Palmieri Diane, Lockman Paul R, Thomas Fancy C, Hua Emily, Herring Jeanne, Hargrave Elizabeth, Johnson Matthew, Flores Natasha, Qian Yongzhen, Vega-Valle Eleazar, Taskar Kunal S, Rudraraju Vinay, Mittapalli Rajendar K, Gaasch Julie A, Bohn Kaci A, Thorsheim Helen R, Liewehr David J, Davis Sean, Reilly John F, Walker Robert, Bronder Julie L, Feigenbaum Lionel, Steinberg Seth M, Camphausen Kevin, Meltzer Paul S, Richon Victoria M, Smith Quentin R, Steeg Patricia S
Women's Cancers Section, Laboratory of Molecular Pharmacology, Genetics Branch, National Cancer Institute/NIH, Bethesda, Maryland, USA.
Clin Cancer Res. 2009 Oct 1;15(19):6148-57. doi: 10.1158/1078-0432.CCR-09-1039. Epub 2009 Sep 29.
As chemotherapy and molecular therapy improve the systemic survival of breast cancer patients, the incidence of brain metastases increases. Few therapeutic strategies exist for the treatment of brain metastases because the blood-brain barrier severely limits drug access. We report the pharmacokinetic, efficacy, and mechanism of action studies for the histone deactylase inhibitor vorinostat (suberoylanilide hydroxamic acid) in a preclinical model of brain metastasis of triple-negative breast cancer.

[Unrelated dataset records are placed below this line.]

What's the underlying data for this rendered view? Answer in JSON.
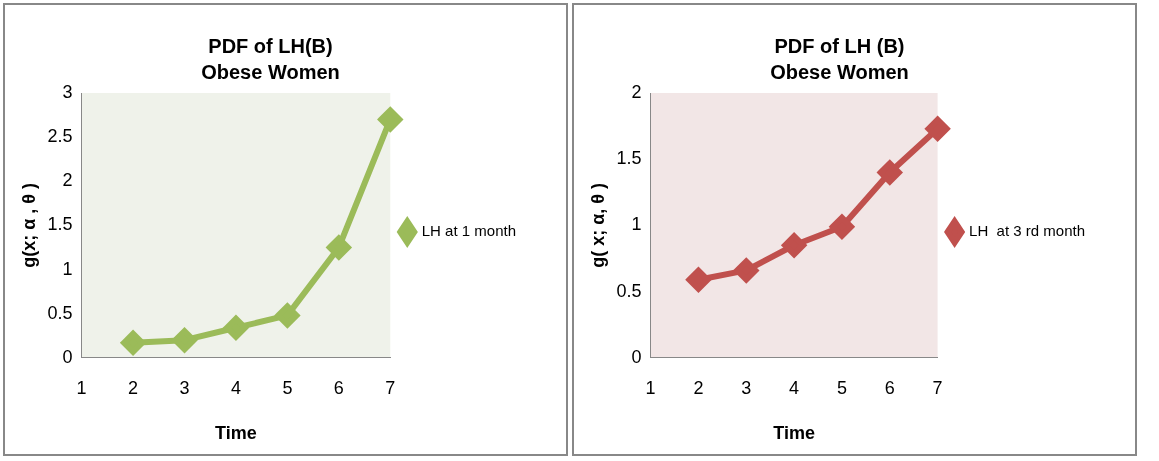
{
  "chart_data": [
    {
      "type": "line",
      "title": "PDF of LH(B)",
      "subtitle": "Obese Women",
      "xlabel": "Time",
      "ylabel": "g(x; α , θ )",
      "categories": [
        "1",
        "2",
        "3",
        "4",
        "5",
        "6",
        "7"
      ],
      "series": [
        {
          "name": "LH at 1 month",
          "color": "#9bbb59",
          "values": [
            null,
            0.17,
            0.2,
            0.34,
            0.48,
            1.25,
            2.7
          ]
        }
      ],
      "ylim": [
        0,
        3
      ],
      "yticks": [
        0,
        0.5,
        1,
        1.5,
        2,
        2.5,
        3
      ],
      "grid": false,
      "legend": "right",
      "marker": "diamond",
      "line_style": "solid"
    },
    {
      "type": "line",
      "title": "PDF of LH (B)",
      "subtitle": "Obese Women",
      "xlabel": "Time",
      "ylabel": "g( x; α, θ )",
      "categories": [
        "1",
        "2",
        "3",
        "4",
        "5",
        "6",
        "7"
      ],
      "series": [
        {
          "name": "LH  at 3 rd month",
          "color": "#c0504d",
          "values": [
            null,
            0.59,
            0.66,
            0.85,
            0.99,
            1.4,
            1.73
          ]
        }
      ],
      "ylim": [
        0,
        2
      ],
      "yticks": [
        0,
        0.5,
        1,
        1.5,
        2
      ],
      "grid": false,
      "legend": "right",
      "marker": "diamond",
      "line_style": "solid"
    }
  ]
}
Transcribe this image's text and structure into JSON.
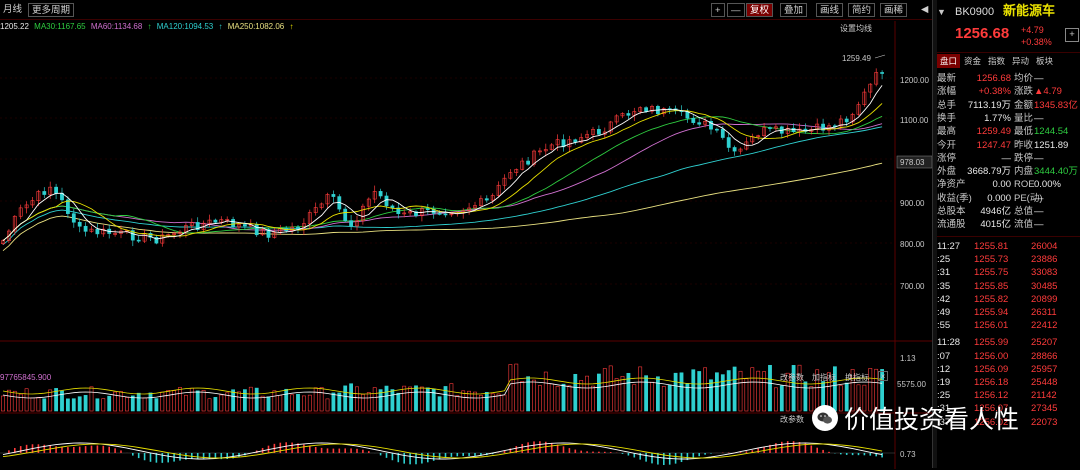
{
  "toolbar": {
    "left_tab": "月线",
    "more_period": "更多周期",
    "add": "+",
    "minus": "—",
    "fuquan": "复权",
    "diejia": "叠加",
    "huaxian": "画线",
    "jianyue": "简约",
    "huitu_prev": "画稀",
    "nav": "◀"
  },
  "legend": {
    "ma5": "1205.22",
    "ma30": "MA30:1167.65",
    "ma60": "MA60:1134.68",
    "ma120": "MA120:1094.53",
    "ma250": "MA250:1082.06",
    "arrow": "↑"
  },
  "settings_label": "设置均线",
  "price_axis": [
    "1259.49",
    "1200.00",
    "1100.00",
    "978.03",
    "900.00",
    "800.00",
    "700.00"
  ],
  "vol_legend": "97765845.900",
  "vol_axis": [
    "1.13",
    "5575.00"
  ],
  "macd_axis": [
    "0.73"
  ],
  "panel_btns": {
    "gaicanshu": "改参数",
    "jia": "加指标",
    "huan": "换指标"
  },
  "colors": {
    "up": "#ff3b3b",
    "down": "#2fd0d0",
    "ma5": "#ffffff",
    "ma10": "#e8e000",
    "ma30": "#2ecc40",
    "ma60": "#d070d0",
    "ma120": "#2fd0d0",
    "ma250": "#e8e080"
  },
  "quote": {
    "code": "BK0900",
    "name": "新能源车",
    "price": "1256.68",
    "chg": "+4.79",
    "pct": "+0.38%"
  },
  "tabs": [
    "盘口",
    "资金",
    "指数",
    "异动",
    "板块"
  ],
  "stats": [
    [
      "最新",
      "1256.68",
      "均价",
      "—"
    ],
    [
      "涨幅",
      "+0.38%",
      "涨跌",
      "▲4.79"
    ],
    [
      "总手",
      "7113.19万",
      "金额",
      "1345.83亿"
    ],
    [
      "换手",
      "1.77%",
      "量比",
      "—"
    ],
    [
      "最高",
      "1259.49",
      "最低",
      "1244.54"
    ],
    [
      "今开",
      "1247.47",
      "昨收",
      "1251.89"
    ],
    [
      "涨停",
      "—",
      "跌停",
      "—"
    ],
    [
      "外盘",
      "3668.79万",
      "内盘",
      "3444.40万"
    ],
    [
      "净资产",
      "0.00",
      "ROE",
      "0.00%"
    ],
    [
      "收益(季)",
      "0.000",
      "PE(动)",
      "—"
    ],
    [
      "总股本",
      "4946亿",
      "总值",
      "—"
    ],
    [
      "流通股",
      "4015亿",
      "流值",
      "—"
    ]
  ],
  "ticks": [
    [
      "11:27",
      "1255.81",
      "26004"
    ],
    [
      ":25",
      "1255.73",
      "23886"
    ],
    [
      ":31",
      "1255.75",
      "33083"
    ],
    [
      ":35",
      "1255.85",
      "30485"
    ],
    [
      ":42",
      "1255.82",
      "20899"
    ],
    [
      ":49",
      "1255.94",
      "26311"
    ],
    [
      ":55",
      "1256.01",
      "22412"
    ],
    [
      "11:28",
      "1255.99",
      "25207"
    ],
    [
      ":07",
      "1256.00",
      "28866"
    ],
    [
      ":12",
      "1256.09",
      "25957"
    ],
    [
      ":19",
      "1256.18",
      "25448"
    ],
    [
      ":25",
      "1256.12",
      "21142"
    ],
    [
      ":31",
      "1256.07",
      "27345"
    ],
    [
      ":37",
      "1256.02",
      "22073"
    ]
  ],
  "watermark": "价值投资看人性"
}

The 231-BR brain trophic subline of the MDA-MB-231 human breast cancer cell line was injected into immunocompromised mice for pharmacokinetic and metastasis studies. Pharmacodynamic studies compared histone acetylation, apoptosis, proliferation, and DNA damage in vitro and in vivo.
Following systemic administration, uptake of [(14)C]vorinostat was significant into normal rodent brain and accumulation was up to 3-fold higher in a proportion of metastases formed by 231-BR cells. Vorinostat prevented the development of 231-BR micrometastases by 28% (P = 0.017) and large metastases by 62% (P < 0.0001) compared with vehicle-treated mice when treatment was initiated on day 3 post-injection. The inhibitory activity of vorinostat as a single agent was linked to a novel function in vivo: induction of DNA double-strand breaks associated with the down-regulation of the DNA repair gene Rad52.
We report the first preclinical data for the prevention of brain metastasis of triple-negative breast cancer. Vorinostat is brain permeable and can prevent the formation of brain metastases by 62%. Its mechanism of action involves the induction of DNA double-strand breaks, suggesting rational combinations with DNA active drugs or radiation.
随着化疗和分子治疗提高了乳腺癌患者的全身生存率,脑转移的发生率也在增加。由于血脑屏障严重限制药物进入,治疗脑转移的治疗策略很少。我们报告了组蛋白脱乙酰酶抑制剂伏立诺他(辛二酰苯胺异羟肟酸)在三阴性乳腺癌脑转移临床前模型中的药代动力学、疗效及作用机制研究。
将MDA-MB-231人乳腺癌细胞系的231-BR脑营养亚系注射到免疫缺陷小鼠体内进行药代动力学和转移研究。药效学研究比较了体内外组蛋白乙酰化、细胞凋亡、增殖和DNA损伤情况。
全身给药后[(14)C]伏立诺他在正常啮齿动物脑中的摄取显著,在由231-BR细胞形成的一部分转移灶中的蓄积高达3倍。与注射后第3天开始用赋形剂治疗的小鼠相比,伏立诺他可使231-BR微转移灶的发生减少28%(P = 0.017),大转移灶减少62%(P < 0.0001)。伏立诺他作为单一药物的抑制活性与体内一种新功能有关:诱导与DNA修复基因Rad52下调相关的DNA双链断裂。
我们报告了预防三阴性乳腺癌脑转移的首个临床前数据。伏立诺他可透过血脑屏障,能预防62%的脑转移形成。其作用机制涉及诱导DNA双链断裂,提示可与DNA活性药物或放疗进行合理联合。